Forrester Research Demystifies Digital Device Success Factors
A new report by Forrester Research, Inc. (Nasdaq: FORR) challenges personal computer and consumer electronics companies to rethink their approaches to creating new digital products. The report, “The Secret To Device Success,” explores the dynamics of new-product development and demystifies the factors behind its success or failure. Forrester asserts that devicemakers must concentrate on people — not technology — to drive device and category domination by improving common, cumbersome experiences in a way that resonates with consumers.
“PC and CE makers alike wrestle with their heritage when designing new products,” said Bruce Kasrel, senior analyst at Forrester Research. “Both camps often spend millions of dollars on concepts like Internet appliances that exploit the technology but miss the mark among their core consumers, whose behaviors and needs are sidelined in pursuit of the next digital breakthrough.”
For this report, Forrester interviewed executives at 25 leading CE and PC firms about their design and marketing methods. Forrester found that despite some successful crossover innovations like PDAs and MP3 players, most digital devices fail to gain traction because both industries focus on technology over consumer needs, hampering the development of new device categories with mass-appeal potential.
Specifically, while CE manufacturers have a history of strong design, device simplicity, and quick time-to-market, consumer demand for technology integration often clashes with this simplicity — forcing users to fend for themselves when trying to integrate different devices. Similarly, while PC complexity won¿t be tolerated in the entertainment-centric home market, Forrester believes the PC will dominate in new digital devices because it is better at guiding consumers through tricky integration issues.
“Serving the growing digital-enthusiast market requires a completely different R&D mindset than today’s devicemakers are used to,” added Kasrel. “If a behavior is common and bothersome, and a new product improves it at a reasonable cost and little hassle, success is far more likely.”
For instance, successful products like VCRs targeted the behavior of watching and recording movies, consumer PCs simplified word processing, and cell phones enabled people to make calls on the go. Conversely, Internet appliances, which addressed browsing the Internet, failed because Web access wasn’t cumbersome enough to require enhancement.
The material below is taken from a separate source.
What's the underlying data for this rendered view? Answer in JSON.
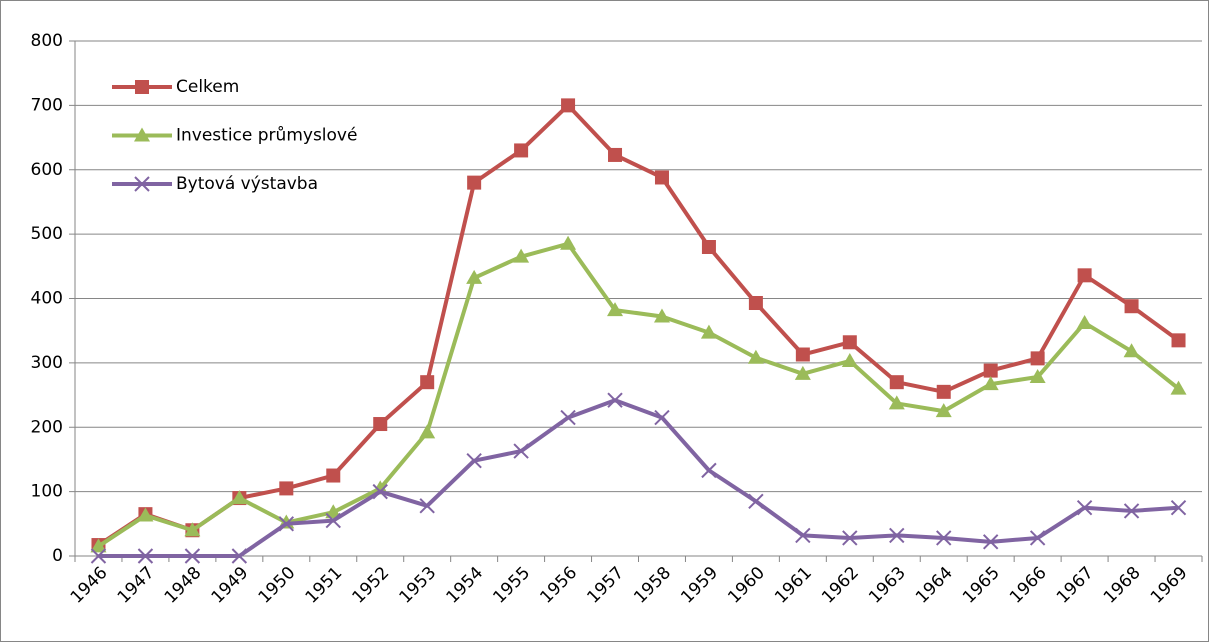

Nor have eBooks taken off because they are much pricier than cheap paperbacks, the more traditional form of portable reading. Although laserdiscs were pumped up to rival other digital media, there simply weren’t enough movies and quality differences to best the VCR.
To help companies pinpoint which behaviors to target, Forrester created the C5 method — five key criteria used to evaluate new-device categories. Behaviors that are common and cumbersome to do stand the greatest chance of success in a new-device solution that must be cost-effective, connected to other devices, and content-ready.
By analyzing these criteria, manufacturers can better understand why past products succeeded or failed and predict new-product prospects. However, passing the C5 test alone doesn’t guarantee product success — proper implementation and the right marketing mix does. Successful devices feature usability upfront and make the product a dream to use. Products that excel at both usability and utility lead to satisfied customers who in turn evangelize the product to others. Forrester developed a unique Device Review that can be modeled to measure how well products serve user behaviors in real-world scenarios.
Forrester evaluated 12 products in four categories — PDAs, MP3 players, digital cameras, and digital-media terminals that house large music libraries. On the whole, all products in the PDA category and three individual products across two other categories received passing scores. Forrester also found that PC vendors dominated CE in every category tested, including innovation, while CE makers’ product-simplicity push backfired. Mature products with strong C5 potential, like PDAs, scored higher than new categories like MP3s and digital-media stations because the mature devices consistently provided a superior user experience.